Teaching & Diversity Statement
“only partial perspective promises objective vision” -Donna Haraway
Donna Haraway, working at the intersection of feminist theory, science studies, and a decolonizing methodology, reminds us that objectivity is unattainable. There is no truth to be taught or learned, but instead new areas to question, critique, and inquire. As I approach the classroom, I remind myself of the power dynamics inherent in the vertical ontologies of the university, and I believe that, in order to learn more effectively and freely, we must deconstruct these hierarchies and envision a flat and horizontal architecture of power (and) difference.

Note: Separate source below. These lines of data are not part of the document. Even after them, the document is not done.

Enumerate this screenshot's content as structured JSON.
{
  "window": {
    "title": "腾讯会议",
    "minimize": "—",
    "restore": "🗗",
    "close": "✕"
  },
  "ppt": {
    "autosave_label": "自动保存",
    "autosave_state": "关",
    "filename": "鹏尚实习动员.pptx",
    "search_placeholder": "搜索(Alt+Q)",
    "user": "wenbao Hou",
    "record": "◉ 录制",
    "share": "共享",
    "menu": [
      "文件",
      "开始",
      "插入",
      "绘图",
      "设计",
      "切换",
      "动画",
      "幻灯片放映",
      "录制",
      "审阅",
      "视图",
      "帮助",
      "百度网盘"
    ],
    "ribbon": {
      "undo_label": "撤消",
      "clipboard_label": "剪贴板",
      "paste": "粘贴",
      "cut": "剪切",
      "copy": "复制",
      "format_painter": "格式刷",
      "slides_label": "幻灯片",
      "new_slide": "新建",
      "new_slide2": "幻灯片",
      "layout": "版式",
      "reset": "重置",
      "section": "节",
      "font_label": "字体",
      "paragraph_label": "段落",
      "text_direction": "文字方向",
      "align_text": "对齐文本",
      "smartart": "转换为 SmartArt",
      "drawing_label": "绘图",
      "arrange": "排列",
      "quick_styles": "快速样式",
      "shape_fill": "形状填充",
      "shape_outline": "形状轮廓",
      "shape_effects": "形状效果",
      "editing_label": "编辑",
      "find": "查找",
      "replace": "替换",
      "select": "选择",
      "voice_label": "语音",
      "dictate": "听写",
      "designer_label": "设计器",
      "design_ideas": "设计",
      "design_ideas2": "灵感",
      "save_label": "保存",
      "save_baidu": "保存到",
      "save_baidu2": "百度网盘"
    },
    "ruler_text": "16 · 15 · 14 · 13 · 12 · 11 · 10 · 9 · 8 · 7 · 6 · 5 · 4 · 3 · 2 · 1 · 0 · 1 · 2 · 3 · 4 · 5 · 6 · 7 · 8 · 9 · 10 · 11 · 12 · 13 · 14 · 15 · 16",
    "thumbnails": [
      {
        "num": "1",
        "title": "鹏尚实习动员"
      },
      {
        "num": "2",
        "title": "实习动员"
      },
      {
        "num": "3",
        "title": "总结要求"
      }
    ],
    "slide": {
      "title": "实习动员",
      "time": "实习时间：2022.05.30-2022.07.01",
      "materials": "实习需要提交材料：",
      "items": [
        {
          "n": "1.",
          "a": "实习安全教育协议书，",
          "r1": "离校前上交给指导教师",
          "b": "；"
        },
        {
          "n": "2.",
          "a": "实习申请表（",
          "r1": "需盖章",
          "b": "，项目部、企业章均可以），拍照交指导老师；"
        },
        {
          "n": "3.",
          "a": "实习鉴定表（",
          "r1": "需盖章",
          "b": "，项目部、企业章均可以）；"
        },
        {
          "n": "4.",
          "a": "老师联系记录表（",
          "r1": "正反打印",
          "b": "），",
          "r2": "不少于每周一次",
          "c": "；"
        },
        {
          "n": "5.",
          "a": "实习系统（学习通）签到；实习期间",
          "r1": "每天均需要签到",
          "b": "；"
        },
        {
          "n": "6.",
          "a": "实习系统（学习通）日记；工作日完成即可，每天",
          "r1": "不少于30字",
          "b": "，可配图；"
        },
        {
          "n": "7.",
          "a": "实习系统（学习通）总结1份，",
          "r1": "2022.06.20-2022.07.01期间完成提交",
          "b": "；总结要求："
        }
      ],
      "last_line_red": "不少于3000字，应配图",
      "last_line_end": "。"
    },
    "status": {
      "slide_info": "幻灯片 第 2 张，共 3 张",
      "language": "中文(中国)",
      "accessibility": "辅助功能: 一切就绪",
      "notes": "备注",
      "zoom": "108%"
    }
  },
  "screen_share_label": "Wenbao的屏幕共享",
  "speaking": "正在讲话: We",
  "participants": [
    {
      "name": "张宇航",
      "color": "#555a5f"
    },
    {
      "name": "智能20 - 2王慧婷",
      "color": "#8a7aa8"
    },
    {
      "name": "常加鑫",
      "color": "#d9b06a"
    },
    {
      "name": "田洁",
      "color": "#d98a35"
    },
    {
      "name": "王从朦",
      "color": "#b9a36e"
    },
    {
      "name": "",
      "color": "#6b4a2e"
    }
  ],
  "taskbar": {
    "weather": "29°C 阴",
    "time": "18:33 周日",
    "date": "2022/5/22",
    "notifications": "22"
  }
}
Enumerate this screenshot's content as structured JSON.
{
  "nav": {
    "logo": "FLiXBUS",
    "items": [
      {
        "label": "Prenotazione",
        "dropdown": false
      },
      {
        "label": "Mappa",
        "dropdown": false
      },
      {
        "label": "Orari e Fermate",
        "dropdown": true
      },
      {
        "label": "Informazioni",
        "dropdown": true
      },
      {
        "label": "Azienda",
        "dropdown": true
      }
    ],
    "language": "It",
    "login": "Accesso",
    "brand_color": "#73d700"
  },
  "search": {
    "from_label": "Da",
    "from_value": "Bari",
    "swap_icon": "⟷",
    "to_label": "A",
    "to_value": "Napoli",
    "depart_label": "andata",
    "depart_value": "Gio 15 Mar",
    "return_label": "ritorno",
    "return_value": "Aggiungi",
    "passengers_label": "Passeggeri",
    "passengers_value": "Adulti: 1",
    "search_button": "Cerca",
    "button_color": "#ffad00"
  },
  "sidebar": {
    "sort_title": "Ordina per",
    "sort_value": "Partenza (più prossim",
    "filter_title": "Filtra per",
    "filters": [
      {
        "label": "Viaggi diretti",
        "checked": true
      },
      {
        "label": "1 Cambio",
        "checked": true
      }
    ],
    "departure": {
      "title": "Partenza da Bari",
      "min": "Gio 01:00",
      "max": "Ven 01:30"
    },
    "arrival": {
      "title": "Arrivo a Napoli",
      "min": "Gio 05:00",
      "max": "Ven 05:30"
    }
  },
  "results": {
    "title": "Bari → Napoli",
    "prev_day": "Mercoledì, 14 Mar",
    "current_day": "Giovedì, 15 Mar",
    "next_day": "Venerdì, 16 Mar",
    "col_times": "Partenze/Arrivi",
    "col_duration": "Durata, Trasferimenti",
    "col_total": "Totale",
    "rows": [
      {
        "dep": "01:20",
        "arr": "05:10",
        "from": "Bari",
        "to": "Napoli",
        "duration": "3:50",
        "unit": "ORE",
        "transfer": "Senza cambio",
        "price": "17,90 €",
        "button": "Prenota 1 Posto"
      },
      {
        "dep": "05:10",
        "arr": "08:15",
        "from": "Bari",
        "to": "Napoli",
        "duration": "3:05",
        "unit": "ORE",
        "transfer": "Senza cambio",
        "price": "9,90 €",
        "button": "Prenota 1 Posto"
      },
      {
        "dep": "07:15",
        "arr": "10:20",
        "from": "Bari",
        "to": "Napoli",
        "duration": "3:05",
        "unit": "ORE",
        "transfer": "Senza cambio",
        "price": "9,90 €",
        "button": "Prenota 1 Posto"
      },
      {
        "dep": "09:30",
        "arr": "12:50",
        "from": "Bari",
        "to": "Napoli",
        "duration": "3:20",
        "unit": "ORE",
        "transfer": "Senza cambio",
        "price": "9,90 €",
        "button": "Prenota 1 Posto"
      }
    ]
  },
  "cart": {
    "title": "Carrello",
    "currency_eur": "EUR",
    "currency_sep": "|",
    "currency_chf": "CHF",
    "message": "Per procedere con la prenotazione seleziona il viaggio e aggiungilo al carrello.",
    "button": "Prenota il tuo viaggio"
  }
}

Donna Haraway’s discussion of partial perspective also explains the ACRL Framework. If a class of students were to sit around a laptop, we would all see and perceive the laptop differently. We could all explain it from different angles because we’re all approaching it from different positions. Similarly, the ACRL Framework asks us to recognize that we see information from different positions and approaches. “Objectivity” demands of us a single position—the hegemonic one of the cis, straight, able-bodies, white male. However, by discussing and sharing our partial perspectives, we are able to approach a different objectivity, constructed out of pieces and parts like Frankenstein’s creature. Knowledge-making becomes in itself a collective action, representative of the goal of recognizing scholarship as conversation. It is the piecemeal of partial perspective rather than a hold to objectivity.
I retain a personal and professional attachment to the first of the threshold concepts in the ACRL Framework for Information Literacy, Authority is Constructed and Contextual. This notion is important for understanding IL, but it’s also a useful concept to think through other facets of our daily lives. The ACRL Framework itself is an act of authority, constructed by the Association of College and Research Libraries, a professional organization connected to the American Library Association. The Framework is presented in its attachment to the ACRL Board, but this doesn’t mean that it is infallible. Similarly, my position as an instructor, educator, or librarian is dependent on the construction of authority provided to me by titles, institutions, and a degree. All of these things reiterate my professional and practical connection to both the ALA and ACRL, and hence this Framework to teach with/in. These multiple modalities and layers are with me as I teach students and are expressed in my identity and positioning.
I’m naturally a pessimist, but I take an optimist turn to approach students. To borrow from my Starbucks training, I assume positive intentions whenever interacting with students and give them the benefit of the doubt. There is no productivity in an instructor believing themselves to be “duped” by students. We are on the same team. To this end, I engage with feminist pedagogy and believe that students come to us as whole people with context and emotions that must be positively engaged to create a successful classroom. I believe that there are histories and genealogies of violence against certain groups of individuals, and we continue to enact and experience those violences while also feeling the tremors of past actions. The classroom is a reparative space, both in its ability to build students up again—in their own image, not the image of the state. To this end, I engaged a decolonizing methodology/pedagogy to deconstruct the colonial logics of the classroom. Critical pedagogy, critical theory, and critical information literacy guide my life, my work, and my teaching. We must be aware of various systems and what they ask of us in order to confront and deconstruct them. These theories attempt to explain the world and are thus important to how we interact with the world. Criticality is demanded of us, and I expect it of my students; though, I realize that this must be developed as a lens. We live in a world of bureaucracy and systems that nudge and control us, so we must be aware of them in order to make informed decisions. This extends from working with university administrators and faculty, to working with publishers, to “working with” the government and other state entities. Power relations surround and engulf us, and it is unhelpful and detrimental to be unaware of how they impact and define us and our interactions.